A Good Guest

“’We’re on our own. The spirits have been good enough to let us live here and use the utilities, and we’re saying: We know how nice you’re being. We appreciate the rain, we appreciate the sun, we appreciate the deer we took. Sorry if we messed up anything. You’ve gone to a lot of trouble, and we’ll try to be good guests.’

‘Like a note you’d send somebody after you stayed in their house?’

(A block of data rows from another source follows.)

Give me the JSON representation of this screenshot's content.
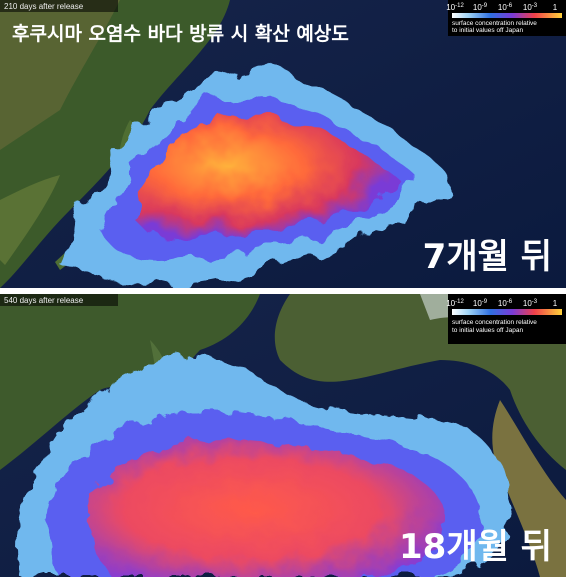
{
  "panels": [
    {
      "days_label": "210 days after release",
      "title": "후쿠시마 오염수 바다 방류 시 확산 예상도",
      "legend": {
        "ticks": [
          {
            "base": "10",
            "exp": "-12"
          },
          {
            "base": "10",
            "exp": "-9"
          },
          {
            "base": "10",
            "exp": "-6"
          },
          {
            "base": "10",
            "exp": "-3"
          },
          {
            "base": "1"
          }
        ],
        "caption": [
          "surface concentration relative",
          "to initial values off Japan"
        ]
      },
      "time_label": "7개월 뒤"
    },
    {
      "days_label": "540 days after release",
      "legend": {
        "ticks": [
          {
            "base": "10",
            "exp": "-12"
          },
          {
            "base": "10",
            "exp": "-9"
          },
          {
            "base": "10",
            "exp": "-6"
          },
          {
            "base": "10",
            "exp": "-3"
          },
          {
            "base": "1"
          }
        ],
        "caption": [
          "surface concentration relative",
          "to initial values off Japan"
        ]
      },
      "time_label": "18개월 뒤"
    }
  ]
}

‘Exactly like that. ‘Thanks for letting me sleep on your couch. I took some beer out of the refrigerator, and I broke a coffee cup. Sorry, I hope it wasn’t your favorite one.’”
― Barbara Kingsolver

How do you try to be a good guest on this earth?

Red Velvet Cupcake

How do you approach a cupcake? Frosting first? Nibble the cake out from underneath to save the frosting for last? Do you carefully balance the cake to frosting ratio for each bite or do you open wide to take in a mouth full of glory all at once? There is only one wrong way to eat a cupcake, and that is to fail to give it your full attention and appreciation while the moment lasts.

What will you give your full appreciation to today?

Black Friday

The day after US Thanksgiving is celebrated as a day of shopping: “Black Friday,” when the merchants hope to end the year in the black. But what if we celebrated Black Friday as a day of honoring the growing darkness of the season? Black Friday could celebrate the mystery of the dark, the beauty of the night sky, the richness of the dark earth, the restfulness of the dark evening time.

What experiences or images of the dark call most deeply to you?

Thanksgiving Gathering

What better to adorn the Thanksgiving table than a cornucopia of squash, a crazy assortment of colors and shapes, of textures and tones? What better day to rejoice in assembling the crook-necked with the pear-shaped, the fluted with the warty? This kind of kinship isn’t always easy, but it is the way families or communities assemble, not by being the same, but by welcoming everyone to the table.

Who or what are you grateful to be welcoming in today?

The Turkey

Surely this is a terrible month for turkeys across the United States, as they await their imminent demise. If turkeys marked holidays, the fourth Thursday in November would be a day of mourning, not gratitude. Except, of course, that turkeys presumably have no notion of the future, or roasting pans, or much of anything beyond the present moment.

Turkeys have a reputation for stupidity, but perhaps they are really a model of enlightenment.

How do you let go of worries and find a way to live in the present moment?